1892 - Medicine

Medicine

The Comparative Pathology of Inflammation by zoologist-microbiologist Elie Metchnikoff (originally Ilya Ilich Mechnikov), now 47, establishes that the white blood cells (phagocytes, or, in humans, leukocytes) constitute the first line of defense against acute infections, devouring infectious organisms (see 1885).

Russian botanist Dmitri Iosifovich Ivanovski, 28, discovers filterable viruses, pioneering the science of virology (although he believes the pathogenic agents to be minuscule bacteria). Ivanovski was asked 5 years ago to investigate "wildfire," a disease that was ruining tobacco farms in the Ukraine and Bessarabia. His article "On Two Diseases of Tobacco" is based on his study of mosaic disease in the tobacco plants and reports that filtered sap from diseased plants can transfer the infection to healthy plants (see Beijerinck, 1895).

Austrian surgeon Anton Eiselsberg, 32, removes the parathyroid glands in an experiment and produces the cramps of tetany—a nervous affection characterized by intermittent paroxysms of the extremities that he noted 2 years ago during goiter operations. A former student of Theodor Billroth, Eiselsberg will teach surgery at Utrecht beginning next year, move on to Königsberg and Vienna, do important research in pituitary surgery, and help found modern gastrointestinal surgery, becoming the first surgeon in Europe to remove a spinal column tumor, pioneering brain surgery, and performing studies on streptococcal infections.
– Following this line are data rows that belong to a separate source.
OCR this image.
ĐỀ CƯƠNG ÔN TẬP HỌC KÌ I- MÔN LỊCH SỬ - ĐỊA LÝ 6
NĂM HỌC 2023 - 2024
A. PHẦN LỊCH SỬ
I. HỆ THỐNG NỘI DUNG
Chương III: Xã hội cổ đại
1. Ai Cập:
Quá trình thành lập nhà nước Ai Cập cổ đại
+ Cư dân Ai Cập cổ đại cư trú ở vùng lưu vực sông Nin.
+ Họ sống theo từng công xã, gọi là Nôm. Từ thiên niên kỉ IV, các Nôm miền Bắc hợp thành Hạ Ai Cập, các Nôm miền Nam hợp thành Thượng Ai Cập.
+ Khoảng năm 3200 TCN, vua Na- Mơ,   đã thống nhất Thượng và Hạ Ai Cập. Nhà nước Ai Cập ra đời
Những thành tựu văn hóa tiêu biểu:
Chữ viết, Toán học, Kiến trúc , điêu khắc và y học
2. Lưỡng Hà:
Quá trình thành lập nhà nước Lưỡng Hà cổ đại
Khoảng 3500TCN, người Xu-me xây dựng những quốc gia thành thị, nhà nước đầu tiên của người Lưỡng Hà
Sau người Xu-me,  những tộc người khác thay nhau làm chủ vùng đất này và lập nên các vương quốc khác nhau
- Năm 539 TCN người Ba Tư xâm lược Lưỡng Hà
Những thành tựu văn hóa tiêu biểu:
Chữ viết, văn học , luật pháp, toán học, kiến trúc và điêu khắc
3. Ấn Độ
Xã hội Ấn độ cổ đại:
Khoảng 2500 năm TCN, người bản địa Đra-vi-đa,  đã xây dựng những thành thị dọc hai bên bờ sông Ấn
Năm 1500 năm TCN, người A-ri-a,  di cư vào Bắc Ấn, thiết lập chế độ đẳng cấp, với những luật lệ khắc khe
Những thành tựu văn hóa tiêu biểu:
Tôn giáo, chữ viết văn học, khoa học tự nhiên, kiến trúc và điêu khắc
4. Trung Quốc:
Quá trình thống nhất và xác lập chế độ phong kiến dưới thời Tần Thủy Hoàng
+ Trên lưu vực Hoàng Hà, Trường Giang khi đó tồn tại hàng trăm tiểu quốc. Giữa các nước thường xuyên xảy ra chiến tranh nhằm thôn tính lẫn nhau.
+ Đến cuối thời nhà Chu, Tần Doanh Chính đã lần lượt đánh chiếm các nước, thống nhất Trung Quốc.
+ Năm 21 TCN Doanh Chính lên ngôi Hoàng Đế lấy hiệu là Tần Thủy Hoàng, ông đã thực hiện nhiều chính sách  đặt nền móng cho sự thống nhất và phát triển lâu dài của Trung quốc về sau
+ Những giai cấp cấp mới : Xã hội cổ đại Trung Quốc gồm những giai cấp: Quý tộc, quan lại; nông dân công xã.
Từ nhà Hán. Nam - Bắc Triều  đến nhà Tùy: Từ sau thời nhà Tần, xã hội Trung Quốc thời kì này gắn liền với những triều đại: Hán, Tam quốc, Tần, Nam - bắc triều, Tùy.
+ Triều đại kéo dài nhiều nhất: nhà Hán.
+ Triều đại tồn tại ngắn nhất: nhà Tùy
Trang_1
Pathologist William H. Welch and San Francisco-born biologist-physician George (Henry Falkiner) Nuttall, 30, at Baltimore's Johns Hopkins University identify the gangrene-causing microorganism Clostridium perfringens.

English medical missionary Wilfred (Thomason) Grenfell, 27, inaugurates a service to Labrador fishermen. A follower of the U.S. evangelist Dwight L. Moody, Grenfell has worked since 1887 as a surgeon for the Royal National Mission to Deep Sea Fishermen aboard the first hospital ship serving the North Sea fisheries (see 1912).

Cholera arrives in the United States August 30 with steerage passengers from the Hamburg-Amerika line ship S.S. Moravia.

The American School of Osteopathy is founded at Kirksville, Missouri, by Andrew T. Still (see 1875). His practice eschews use of drugs, it will spread quickly, and most states will eventually accord it legal recognition equivalent to that of orthodox medical practice.

The Ladies' Home Journal announces that it will accept no more patent medicine advertisements (see 1883). Edited since 1889 by Edward W. Bok, now 29, the magazine will campaign against such products (see 1904; Food and Drug Act, 1906).

Physician Sir Morell Mackenzie dies at London February 3 at age 54; physician Jean Antoine Villemin at his native Paris October 6 at age 65, having been vindicated in his belief that tuberculosis is contagious.